Diagram to illustrate the dependence of the polar TE in the Day 3.5 blastocyst (A) and TSC in a conceptus at Day 6.5 (B) on factors produced by the ICM and epiblast, respectively, of the mouse conceptus. For simplicity, the polar TE, because of its transient nature, is regarded as the precursor of the “true” TSC population in its initial niche adjacent to the epiblast. FGF4 and NODAL are assumed to be produced by the ICM and epiblast. The insets in A and B show the regions illustrated in the main figures. The diagrams are based on those of Tanaka et al. [16] with permission from AAAS.

FIG. 3.

Development of TR of ungulate species from mural trophectoderm. A) Pig conceptus at about Day 13 of pregnancy, at which stage each can achieve a length of 1 m or greater. The position of the relatively undeveloped embryonic disc is arrowed.
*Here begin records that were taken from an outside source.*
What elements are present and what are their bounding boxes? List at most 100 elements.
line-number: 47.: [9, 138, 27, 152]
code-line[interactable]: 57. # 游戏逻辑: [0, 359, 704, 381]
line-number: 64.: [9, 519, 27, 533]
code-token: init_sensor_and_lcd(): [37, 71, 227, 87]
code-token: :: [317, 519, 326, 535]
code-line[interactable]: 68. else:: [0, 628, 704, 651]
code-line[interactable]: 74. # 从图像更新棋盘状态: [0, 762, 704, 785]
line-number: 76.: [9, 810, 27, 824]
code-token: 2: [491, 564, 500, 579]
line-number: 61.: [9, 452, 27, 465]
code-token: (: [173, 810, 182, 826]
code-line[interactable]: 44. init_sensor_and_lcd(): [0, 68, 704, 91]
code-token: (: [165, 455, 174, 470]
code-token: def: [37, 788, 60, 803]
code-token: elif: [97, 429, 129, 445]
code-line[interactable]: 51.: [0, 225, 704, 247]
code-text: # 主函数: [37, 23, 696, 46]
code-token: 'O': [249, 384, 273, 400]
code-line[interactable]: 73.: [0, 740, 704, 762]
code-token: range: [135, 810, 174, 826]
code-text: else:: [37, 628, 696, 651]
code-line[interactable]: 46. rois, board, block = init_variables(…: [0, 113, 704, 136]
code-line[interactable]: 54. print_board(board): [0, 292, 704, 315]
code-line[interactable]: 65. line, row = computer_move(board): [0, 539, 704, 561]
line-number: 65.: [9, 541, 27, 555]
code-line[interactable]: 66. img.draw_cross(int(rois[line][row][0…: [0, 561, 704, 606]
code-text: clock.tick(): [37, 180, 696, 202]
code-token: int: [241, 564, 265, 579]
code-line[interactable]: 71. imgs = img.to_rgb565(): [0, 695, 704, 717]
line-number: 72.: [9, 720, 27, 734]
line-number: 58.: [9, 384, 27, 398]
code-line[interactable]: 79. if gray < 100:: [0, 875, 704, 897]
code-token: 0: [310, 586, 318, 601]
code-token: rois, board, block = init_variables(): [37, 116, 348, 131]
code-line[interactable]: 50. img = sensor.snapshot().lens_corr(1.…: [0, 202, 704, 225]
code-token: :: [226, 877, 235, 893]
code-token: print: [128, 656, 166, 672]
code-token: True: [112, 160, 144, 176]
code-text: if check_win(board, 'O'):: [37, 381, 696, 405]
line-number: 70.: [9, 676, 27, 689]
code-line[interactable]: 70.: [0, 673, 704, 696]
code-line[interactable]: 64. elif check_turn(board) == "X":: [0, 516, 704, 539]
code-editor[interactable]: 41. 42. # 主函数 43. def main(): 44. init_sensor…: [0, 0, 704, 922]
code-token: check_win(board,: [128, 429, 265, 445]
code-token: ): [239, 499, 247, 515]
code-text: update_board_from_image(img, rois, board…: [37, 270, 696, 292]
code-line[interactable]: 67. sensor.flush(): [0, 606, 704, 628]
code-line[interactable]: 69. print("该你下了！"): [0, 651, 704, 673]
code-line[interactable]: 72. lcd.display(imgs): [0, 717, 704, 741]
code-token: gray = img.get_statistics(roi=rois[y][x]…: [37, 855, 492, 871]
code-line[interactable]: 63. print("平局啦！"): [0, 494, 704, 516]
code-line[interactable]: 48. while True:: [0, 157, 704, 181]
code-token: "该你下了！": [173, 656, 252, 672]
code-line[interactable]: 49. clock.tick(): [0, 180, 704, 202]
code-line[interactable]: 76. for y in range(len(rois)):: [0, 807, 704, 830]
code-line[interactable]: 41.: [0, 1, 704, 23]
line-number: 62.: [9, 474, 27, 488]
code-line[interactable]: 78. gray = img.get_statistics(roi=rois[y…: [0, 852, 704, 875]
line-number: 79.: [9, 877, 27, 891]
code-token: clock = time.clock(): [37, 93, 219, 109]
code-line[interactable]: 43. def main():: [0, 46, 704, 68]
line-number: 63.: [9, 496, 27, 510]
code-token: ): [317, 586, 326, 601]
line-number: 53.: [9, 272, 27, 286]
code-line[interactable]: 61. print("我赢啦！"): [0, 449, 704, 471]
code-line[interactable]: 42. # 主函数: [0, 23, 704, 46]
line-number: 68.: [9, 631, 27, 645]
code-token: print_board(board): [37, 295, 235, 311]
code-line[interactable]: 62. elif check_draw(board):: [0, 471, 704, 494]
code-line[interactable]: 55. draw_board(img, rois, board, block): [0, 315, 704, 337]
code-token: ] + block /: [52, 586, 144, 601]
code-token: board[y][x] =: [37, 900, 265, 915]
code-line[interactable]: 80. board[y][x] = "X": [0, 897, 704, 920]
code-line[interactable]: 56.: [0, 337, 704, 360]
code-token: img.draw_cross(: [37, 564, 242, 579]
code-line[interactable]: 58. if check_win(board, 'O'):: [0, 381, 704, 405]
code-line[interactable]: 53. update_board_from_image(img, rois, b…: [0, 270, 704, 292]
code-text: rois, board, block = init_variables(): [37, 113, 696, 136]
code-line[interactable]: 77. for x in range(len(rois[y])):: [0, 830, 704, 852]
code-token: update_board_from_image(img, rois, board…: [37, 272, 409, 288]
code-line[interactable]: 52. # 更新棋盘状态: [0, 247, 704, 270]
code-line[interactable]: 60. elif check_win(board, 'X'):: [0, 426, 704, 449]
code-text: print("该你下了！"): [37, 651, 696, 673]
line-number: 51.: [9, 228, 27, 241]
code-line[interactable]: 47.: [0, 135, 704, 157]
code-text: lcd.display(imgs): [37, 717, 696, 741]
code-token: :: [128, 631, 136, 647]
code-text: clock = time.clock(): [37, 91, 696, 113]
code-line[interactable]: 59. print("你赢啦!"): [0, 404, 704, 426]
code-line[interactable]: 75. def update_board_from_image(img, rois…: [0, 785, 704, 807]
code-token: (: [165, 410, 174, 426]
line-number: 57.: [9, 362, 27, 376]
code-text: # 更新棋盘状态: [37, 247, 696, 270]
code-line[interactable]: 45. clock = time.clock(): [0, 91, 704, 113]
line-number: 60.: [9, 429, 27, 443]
B) The formation of the embryonic plate in the goat conceptus, illustrating the loss of polar TE during the early stages of conceptus elongation and the growth of mural TE and underlying extraembryonic endoderm. The expanded blastocyst (B1) is at around Day 10 of pregnancy, but within a few days polar trophectoderm disappears (B2), and the embryonic plate is formed (B3). The location of the TSC “niche,” if it exists in such conceptuses, is unknown. The diagrams are redrawn (with permission) from John R. Fuller's illustrations in Austin [149].